Meditation Discoveries

Okay, so this one isn’t about Scifi or books or writing. It is about this crazy practice of meditation. I started about a year ago and was extremely skeptical, but I swear by meditation now. It changed my life.

“Alejandro, there’s no need to exaggerate,” you say. “You’re not earning street cred by saying that meditation is a game changer.”

But yes! I shall insist that meditation is something more Americans need to do. Think of turning off that internal voice for just a second. Your boss, your mom (dead or alive), your friends- all those voices inside your head go silent for a 20 minutes while you sit in one place.

Just sit and breathe. Focus on your breath. Sounds easy enough, huh? It is actually one of the hardest things just getting yourself to sit down and calm yourself. It is in fact one of the hardest things. Who knew?!

But once you do, you hear the noise and chatter in your head, most of which isn’t even you consciously thinking. It just cycles in and out, out and in. Your boss: “You better finish that deliverable.” Your dog barks, “Woof, woof.” And it just seems like a tangled mess that’s beyond your control.

There is a moment though, at about 10 minutes, when those voices melt away. At that point, you are free. And this is where the paradox of meditation lies: it frees you from yourself. It lets you be just breath and life without our monkey brain. It lets you be.

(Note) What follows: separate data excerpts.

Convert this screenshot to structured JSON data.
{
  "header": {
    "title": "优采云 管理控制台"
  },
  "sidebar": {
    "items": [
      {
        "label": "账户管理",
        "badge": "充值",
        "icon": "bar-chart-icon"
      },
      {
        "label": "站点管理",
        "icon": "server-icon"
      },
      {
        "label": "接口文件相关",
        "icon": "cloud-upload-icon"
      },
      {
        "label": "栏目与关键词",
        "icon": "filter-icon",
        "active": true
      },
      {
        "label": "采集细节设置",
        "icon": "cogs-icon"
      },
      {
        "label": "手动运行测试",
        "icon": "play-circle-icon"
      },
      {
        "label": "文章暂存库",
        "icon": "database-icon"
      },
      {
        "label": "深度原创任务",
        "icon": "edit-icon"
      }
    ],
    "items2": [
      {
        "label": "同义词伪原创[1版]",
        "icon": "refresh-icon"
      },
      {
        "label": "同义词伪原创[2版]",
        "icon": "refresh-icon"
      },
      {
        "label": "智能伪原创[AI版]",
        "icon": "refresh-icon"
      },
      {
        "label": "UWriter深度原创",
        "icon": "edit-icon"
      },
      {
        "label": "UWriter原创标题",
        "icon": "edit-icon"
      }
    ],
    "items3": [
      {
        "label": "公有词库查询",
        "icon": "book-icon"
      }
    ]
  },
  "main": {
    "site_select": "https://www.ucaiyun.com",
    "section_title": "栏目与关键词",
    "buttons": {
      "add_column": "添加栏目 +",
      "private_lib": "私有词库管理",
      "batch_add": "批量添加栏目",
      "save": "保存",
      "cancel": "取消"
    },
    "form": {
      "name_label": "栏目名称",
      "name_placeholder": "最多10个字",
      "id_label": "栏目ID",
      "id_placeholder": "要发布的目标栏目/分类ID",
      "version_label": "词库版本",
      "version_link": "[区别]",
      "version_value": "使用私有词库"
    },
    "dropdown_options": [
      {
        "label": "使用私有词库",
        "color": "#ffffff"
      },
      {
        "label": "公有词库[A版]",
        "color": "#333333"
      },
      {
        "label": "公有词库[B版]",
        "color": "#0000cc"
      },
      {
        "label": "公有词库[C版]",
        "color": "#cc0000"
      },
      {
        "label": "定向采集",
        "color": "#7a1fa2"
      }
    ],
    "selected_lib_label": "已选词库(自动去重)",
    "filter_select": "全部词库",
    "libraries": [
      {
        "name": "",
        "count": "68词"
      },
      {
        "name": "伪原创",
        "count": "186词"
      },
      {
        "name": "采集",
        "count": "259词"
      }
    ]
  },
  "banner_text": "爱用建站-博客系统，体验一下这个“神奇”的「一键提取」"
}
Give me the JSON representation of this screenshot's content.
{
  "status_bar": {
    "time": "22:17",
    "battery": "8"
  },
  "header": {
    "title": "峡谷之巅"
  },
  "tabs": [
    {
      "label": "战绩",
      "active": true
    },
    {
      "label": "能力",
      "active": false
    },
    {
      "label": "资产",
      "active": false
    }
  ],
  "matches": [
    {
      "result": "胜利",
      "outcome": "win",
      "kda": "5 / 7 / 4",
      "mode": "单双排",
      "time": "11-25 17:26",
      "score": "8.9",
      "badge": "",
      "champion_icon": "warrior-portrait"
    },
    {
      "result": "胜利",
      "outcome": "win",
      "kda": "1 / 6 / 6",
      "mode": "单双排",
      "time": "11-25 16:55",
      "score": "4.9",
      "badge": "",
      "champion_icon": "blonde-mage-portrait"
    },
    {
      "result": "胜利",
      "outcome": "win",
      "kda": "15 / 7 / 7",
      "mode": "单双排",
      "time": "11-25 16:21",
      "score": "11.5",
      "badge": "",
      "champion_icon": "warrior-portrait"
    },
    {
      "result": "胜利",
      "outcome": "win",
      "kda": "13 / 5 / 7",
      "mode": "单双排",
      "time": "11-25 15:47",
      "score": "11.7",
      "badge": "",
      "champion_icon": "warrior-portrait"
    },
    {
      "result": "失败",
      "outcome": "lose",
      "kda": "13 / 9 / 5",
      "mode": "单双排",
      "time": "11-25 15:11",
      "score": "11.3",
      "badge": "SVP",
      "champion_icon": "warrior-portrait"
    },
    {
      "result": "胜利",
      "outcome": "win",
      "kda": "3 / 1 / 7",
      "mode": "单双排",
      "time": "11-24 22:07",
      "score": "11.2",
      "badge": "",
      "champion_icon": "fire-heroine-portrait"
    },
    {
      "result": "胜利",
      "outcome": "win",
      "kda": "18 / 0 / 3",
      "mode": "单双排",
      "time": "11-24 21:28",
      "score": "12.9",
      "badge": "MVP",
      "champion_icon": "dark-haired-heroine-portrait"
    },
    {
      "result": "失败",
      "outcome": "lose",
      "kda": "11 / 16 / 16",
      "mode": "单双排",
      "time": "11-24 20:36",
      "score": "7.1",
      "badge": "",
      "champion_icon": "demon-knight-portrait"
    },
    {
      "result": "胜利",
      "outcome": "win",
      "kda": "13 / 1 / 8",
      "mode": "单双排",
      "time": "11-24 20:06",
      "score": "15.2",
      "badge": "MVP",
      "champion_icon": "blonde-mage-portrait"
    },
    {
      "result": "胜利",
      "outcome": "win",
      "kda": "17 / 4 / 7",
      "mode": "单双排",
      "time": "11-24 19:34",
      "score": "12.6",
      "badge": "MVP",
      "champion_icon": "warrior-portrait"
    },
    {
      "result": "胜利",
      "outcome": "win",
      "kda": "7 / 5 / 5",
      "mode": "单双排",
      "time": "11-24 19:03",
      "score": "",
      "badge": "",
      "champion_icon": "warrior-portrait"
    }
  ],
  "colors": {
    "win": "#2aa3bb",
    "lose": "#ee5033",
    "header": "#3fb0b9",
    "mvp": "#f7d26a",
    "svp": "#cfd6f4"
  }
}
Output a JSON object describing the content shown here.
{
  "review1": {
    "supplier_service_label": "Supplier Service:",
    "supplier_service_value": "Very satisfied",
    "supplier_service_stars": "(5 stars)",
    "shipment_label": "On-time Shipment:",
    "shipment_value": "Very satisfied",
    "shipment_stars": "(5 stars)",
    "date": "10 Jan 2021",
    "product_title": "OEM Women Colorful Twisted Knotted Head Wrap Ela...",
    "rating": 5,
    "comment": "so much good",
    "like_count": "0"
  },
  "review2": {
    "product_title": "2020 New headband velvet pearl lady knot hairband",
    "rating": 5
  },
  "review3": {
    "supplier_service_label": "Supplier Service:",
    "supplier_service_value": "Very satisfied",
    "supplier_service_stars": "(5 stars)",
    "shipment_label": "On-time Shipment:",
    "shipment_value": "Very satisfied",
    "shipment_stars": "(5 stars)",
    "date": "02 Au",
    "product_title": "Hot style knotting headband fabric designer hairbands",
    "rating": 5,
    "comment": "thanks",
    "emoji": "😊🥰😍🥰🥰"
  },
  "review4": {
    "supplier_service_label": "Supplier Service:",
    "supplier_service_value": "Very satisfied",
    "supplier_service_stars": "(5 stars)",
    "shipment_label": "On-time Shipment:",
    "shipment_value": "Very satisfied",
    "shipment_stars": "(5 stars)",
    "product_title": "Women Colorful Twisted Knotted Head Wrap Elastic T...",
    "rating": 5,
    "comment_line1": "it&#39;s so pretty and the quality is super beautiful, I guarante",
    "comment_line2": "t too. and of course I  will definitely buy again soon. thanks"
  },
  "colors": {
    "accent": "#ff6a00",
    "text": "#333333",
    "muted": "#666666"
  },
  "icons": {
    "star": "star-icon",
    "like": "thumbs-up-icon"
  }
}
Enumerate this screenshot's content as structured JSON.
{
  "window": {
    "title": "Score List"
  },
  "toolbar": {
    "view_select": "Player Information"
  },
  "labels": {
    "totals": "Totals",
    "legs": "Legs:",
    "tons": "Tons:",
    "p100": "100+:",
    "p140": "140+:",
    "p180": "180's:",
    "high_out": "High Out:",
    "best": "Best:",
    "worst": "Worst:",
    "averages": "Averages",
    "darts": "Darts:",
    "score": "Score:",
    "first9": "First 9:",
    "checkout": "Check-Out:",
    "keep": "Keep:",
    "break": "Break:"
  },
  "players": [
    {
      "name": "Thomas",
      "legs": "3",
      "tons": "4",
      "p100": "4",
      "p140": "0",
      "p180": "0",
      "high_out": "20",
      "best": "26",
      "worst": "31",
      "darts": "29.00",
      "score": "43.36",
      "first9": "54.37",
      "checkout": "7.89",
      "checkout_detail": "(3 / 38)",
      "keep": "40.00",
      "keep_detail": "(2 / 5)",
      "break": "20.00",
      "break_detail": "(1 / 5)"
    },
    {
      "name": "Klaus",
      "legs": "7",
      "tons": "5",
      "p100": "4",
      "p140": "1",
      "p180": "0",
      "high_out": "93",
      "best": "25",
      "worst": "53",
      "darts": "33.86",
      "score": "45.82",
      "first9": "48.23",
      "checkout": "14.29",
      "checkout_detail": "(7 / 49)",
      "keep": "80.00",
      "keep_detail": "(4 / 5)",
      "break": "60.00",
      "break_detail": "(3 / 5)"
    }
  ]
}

For all our love of identity and its integral part in literature and love, the fact is that any identity, no matter how puny, has its share of burdens. In a strange way, being a son or a father or a grandpa is both a blessing and a curse. As a son, I think, “I love my dad.” and two seconds later, “I hate my dad.” There are worries and constant shiftings that are beyond our understanding. Maybe an indigestible Kit-Kat sits in your tummy and just gives you the most terrible thoughts about yourself and your weight (identity crisis, anyone?) Or maybe you’re an aspiring writer (ahem). You love it but it also burdens you with worry: “What if this isn’t good? That paragraph surely isn’t.”

Meditation, for a brief moment, eradicates those worries because it eradicates the identity. You aren’t really anyone when you are just breath. You are just life. You are moving stillness, like the vacuum of space. That is the miracle of meditation, my form of prayer to the universe.